The Dirty Truth
Page 17
“I did.” I smile and nod at a green-haired teenager in passing, who stares back at me with dead eyes smudged with black eyeliner. “Needs to be let out about an inch in the bust and hemmed a couple of inches, but it’s beautiful.”
“Are you sure that’s all it needs? Did you get a second opinion? Maybe have Indie take a look. The mirror can distort things, you know.” Her voice pitches higher with each remark. Bless her micromanaging heart. “You know, if you need, you can send it home, and I can take it to my guy.”
“The city has some of the best tailors in the world,” I remind her. “I’ll find someone amazing, I promise.”
“Well, just make sure it’ll be done in time for the wedding.” My mother lives to plan things, and my baby sister’s nuptials are no exception.
Beyond the pictures of cakes and flowers and venues and centerpieces Evie sends in our family group chat, I’ve yet to get involved in the planning of this lavish affair aside from liking pictures and sharing occasional excitement.
“June twenty-fourth,” Mom reminds me, as if she hadn’t already given me the date a dozen times before. “You’re coming out the week before that, yes?”
“Already booked my tickets.”
“Have you sent me your itinerary yet? I’d love to print it off and add it to my file . . .”
“I’ll forward it the second we hang up.”
“I’ll have your father pick you up from the airport that day so you won’t have to worry about driving. I know you don’t like to drive anymore now that you’re a big ol’ city girl.” She offers a chuckle, though we all know it kills her that I shied away from the Napier-woman tradition of marrying your high school sweetheart, buying a starter home, and popping out your first baby by twenty-four. “So anyway, what’s new? How was your first full week back at the office?”
I swallow the lump in my throat. “It was . . . interesting.”
“Please tell me you’re not putting in those ridiculous twelve-hour days. Remember, the doctor said you needed to ease into everything.”
The day of my aneurysm, my mother boarded the first flight out of Baton Rouge and spent every night for two weeks sleeping on the pull-out sofa in my hospital room. When the doctors would come, she’d take notes. When the nurses would make their rounds, she’d tell them every single minute thing they missed between visits. I finally made her go home after a couple of weeks—not because I didn’t appreciate her diligence and dedication to my health and safety but because the woman needed a break for her own good.
She was home a mere five days before she boarded a plane back to New York and stayed another two weeks by my side.
Whoever said no one will ever love you as much as your mother was clearly well versed in the Mona Napier school of motherhood.
“There’s no easy way to say this,” I begin, “but I quit my job this morning.”

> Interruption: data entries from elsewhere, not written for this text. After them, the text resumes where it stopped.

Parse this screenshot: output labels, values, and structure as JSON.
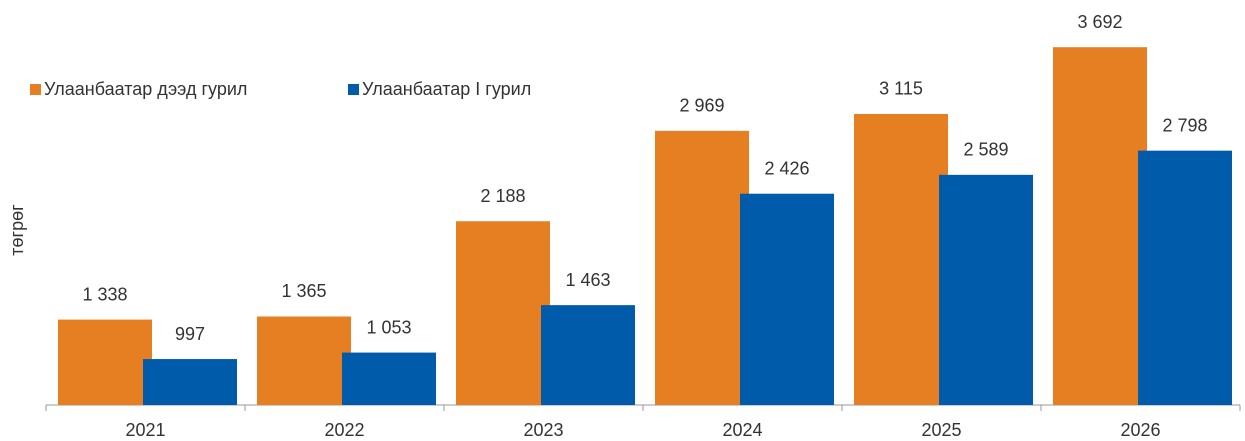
{
  "chart_data": {
    "type": "bar",
    "categories": [
      "2021",
      "2022",
      "2023",
      "2024",
      "2025",
      "2026"
    ],
    "y_label": "төгрөг",
    "ylim": [
      600,
      4100
    ],
    "legend": "top-left",
    "series": [
      {
        "name": "Улаанбаатар дээд гурил",
        "color": "#E67E22",
        "values": [
          1338,
          1365,
          2188,
          2969,
          3115,
          3692
        ],
        "value_labels": [
          "1 338",
          "1 365",
          "2 188",
          "2 969",
          "3 115",
          "3 692"
        ]
      },
      {
        "name": "Улаанбаатар I гурил",
        "color": "#005BAA",
        "values": [
          997,
          1053,
          1463,
          2426,
          2589,
          2798
        ],
        "value_labels": [
          "997",
          "1 053",
          "1 463",
          "2 426",
          "2 589",
          "2 798"
        ]
      }
    ]
  }
}
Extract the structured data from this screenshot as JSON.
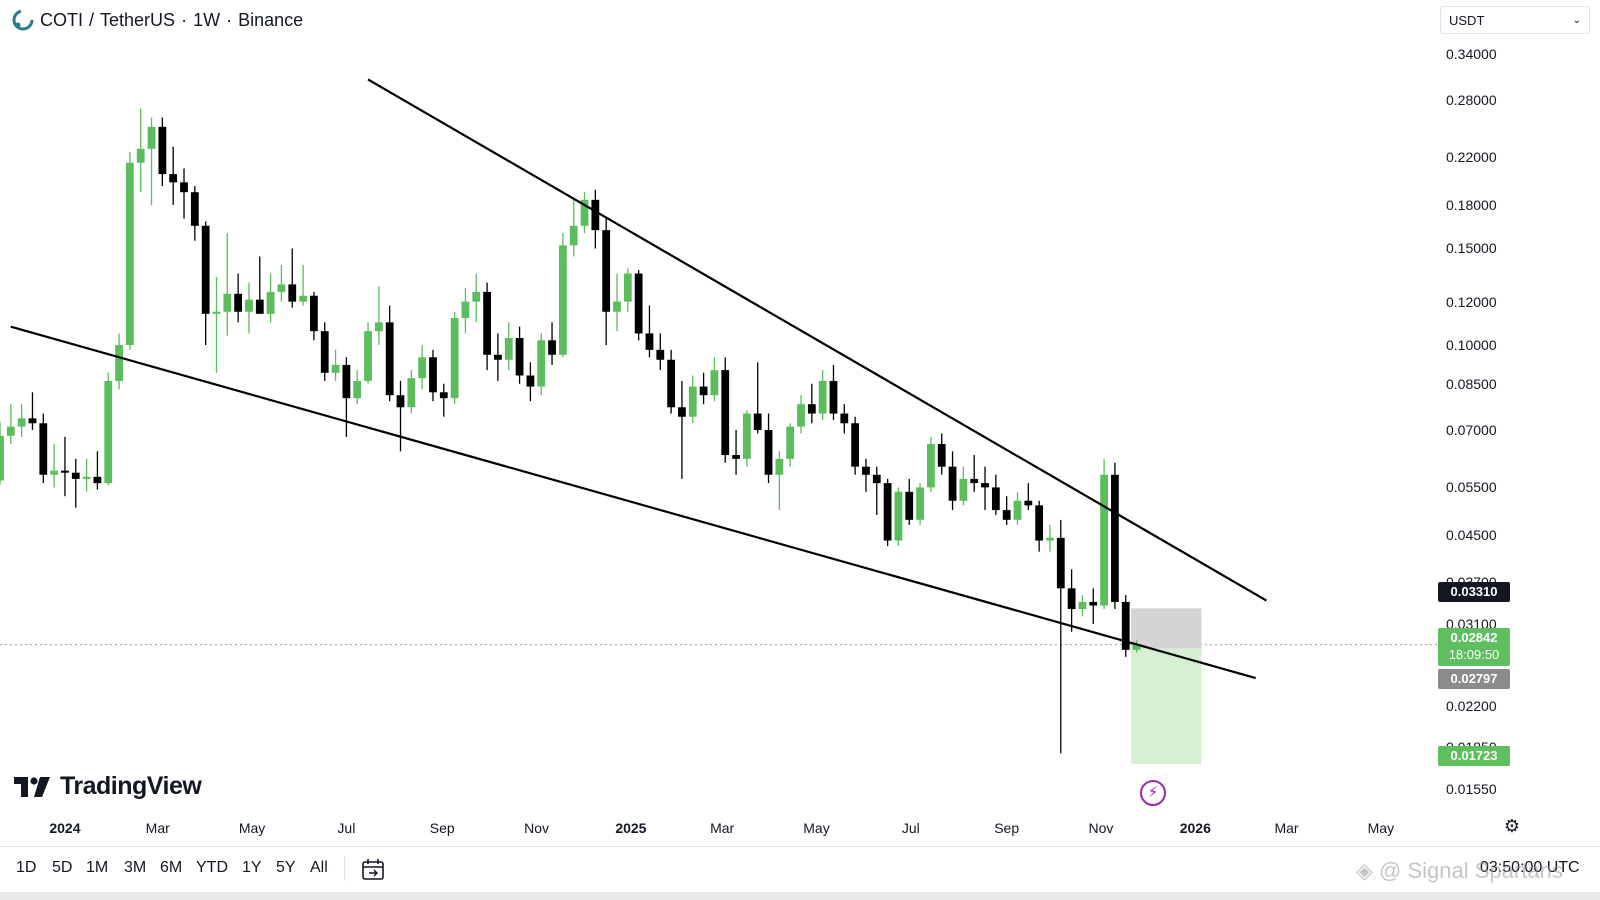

The other end falls silent for an endless moment, and I check my phone to make sure the call didn’t drop.
“Mom?” I ask.
“I’m sorry, you must have cut out. I don’t think I heard you correctly,” she says. “Can you repeat that?”
“I quit my job.”
She gasps into the receiver. I imagine her bent over the porch railing, fanning herself in true Mona Napier theatrics.
“What happened?” she asks. “I don’t understand.”
Up ahead a man spins a NOW OPEN sign and points to a corner ice cream parlor when he catches my eye.
“Long story. I’ll fill you in another time, okay?” I head toward the parlor and scan the menu before immediately settling on two scoops of strawberry Oreo on a sugar cone. For years, I’ve punished my body with spin classes and fad diets, all so I could squeeze into a coveted New York size 2 wardrobe, when all my body wanted to be was a comfortable 8.
I’m not denying myself life’s simplest pleasures just to please everyone around me.
Not anymore.
“Elle, I’m worried you may have made a rash decision,” she says. “It’s not like you to up and quit. Are you—”
“The world’s not going to fall apart if you stop worrying about things,” I remind her. “I promise, it’s all good.”
She clucks her tongue. “Worrying is what I do. It’s a mother’s job.”
Over the generations, worrying has turned into an inheritable trait on my mother’s side. Her mother was a worrier, and so was my grandmother and her mother before her. They were all overthinking perfectionists who were absolutely positive everything would fall apart if they relaxed for a minute.
“Do you have another job lined up?” my mother asks. “Or a plan of some sort?”
“No. I don’t. But I don’t need one,” I say.
For the first time in my life, I don’t have a plan—nor do I want one.